The special linear group $\text{PSL(2,$\mathbb{F}$) }$ over the finite field $\mathbb{F}$ acts on the projective line $\mathbb{F}\cup \{\infty \}$ by the way
$$ \text{z $\to $ }\frac{a\cdot z+b}{c\cdot z+d} $$
However, how to know if this transformation belongs to $\text{PSL(2,$\mathbb{F}$)}$ in the case $-\mathbf{1}$ is a square in $\mathbb{F}$?

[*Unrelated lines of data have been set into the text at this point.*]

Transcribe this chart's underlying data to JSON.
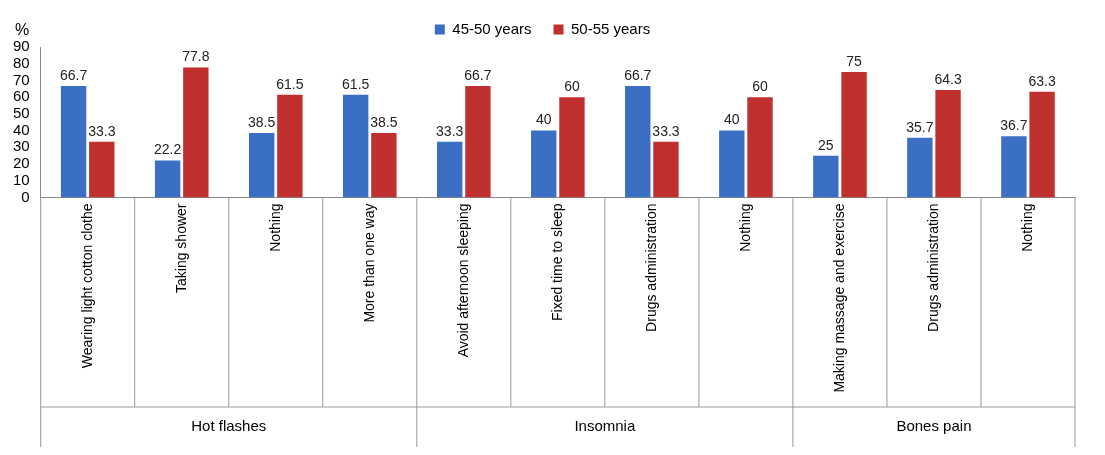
{
  "chart_data": {
    "type": "bar",
    "ylabel": "%",
    "categories": [
      "Wearing light cotton clothe",
      "Taking shower",
      "Nothing",
      "More than one way",
      "Avoid afternoon sleeping",
      "Fixed time to sleep",
      "Drugs administration",
      "Nothing",
      "Making massage and exercise",
      "Drugs administration",
      "Nothing"
    ],
    "series": [
      {
        "name": "45-50 years",
        "color": "#3a6fc4",
        "values": [
          66.7,
          22.2,
          38.5,
          61.5,
          33.3,
          40,
          66.7,
          40,
          25,
          35.7,
          36.7
        ]
      },
      {
        "name": "50-55 years",
        "color": "#c0302f",
        "values": [
          33.3,
          77.8,
          61.5,
          38.5,
          66.7,
          60,
          33.3,
          60,
          75,
          64.3,
          63.3
        ]
      }
    ],
    "ylim": [
      0,
      90
    ],
    "yticks": [
      0,
      10,
      20,
      30,
      40,
      50,
      60,
      70,
      80,
      90
    ],
    "annotations": [
      "Hot flashes",
      "Insomnia",
      "Bones pain"
    ],
    "data_labels": true,
    "grid": false,
    "legend": "top"
  }
}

So, let $-\mathbf{1}=\alpha ^2$ and let, for instance, $\text{z $\to $ }\frac{1}{z}=\frac{\alpha }{\text{$\alpha $z}}$. Although it is the same transformation in both cases, the first case represent the matrix with determinant $-\mathbf{1}$, and the second with determinant $\mathbf{1}$. Does this example belong to $\text{PSL(2,$\mathbb{F}$) }$ or not?
Best Answer
It does belong to $\operatorname{PSL}(2,\mathbb F)$. The matrices $M=\begin{pmatrix}a&b\\ c&d\end{pmatrix}\in \operatorname{SL}(2,\mathbb F)$ and $\alpha M\in\operatorname{GL}(2,\mathbb F)$ induce the same element of $\operatorname{PGL}(2,\mathbb F)\geq\operatorname{PSL}(2,\mathbb F)$, and it happens to be in $\operatorname{PSL}(2,\mathbb F)$. It's enough that there is one matrix in $\operatorname{SL}(2,\mathbb F)$ which induces the given transformation. Not every matrix in $\operatorname{GL}(2,\mathbb F)$ which induces the same transformation has to be in $\operatorname{SL}(2,\mathbb F)$.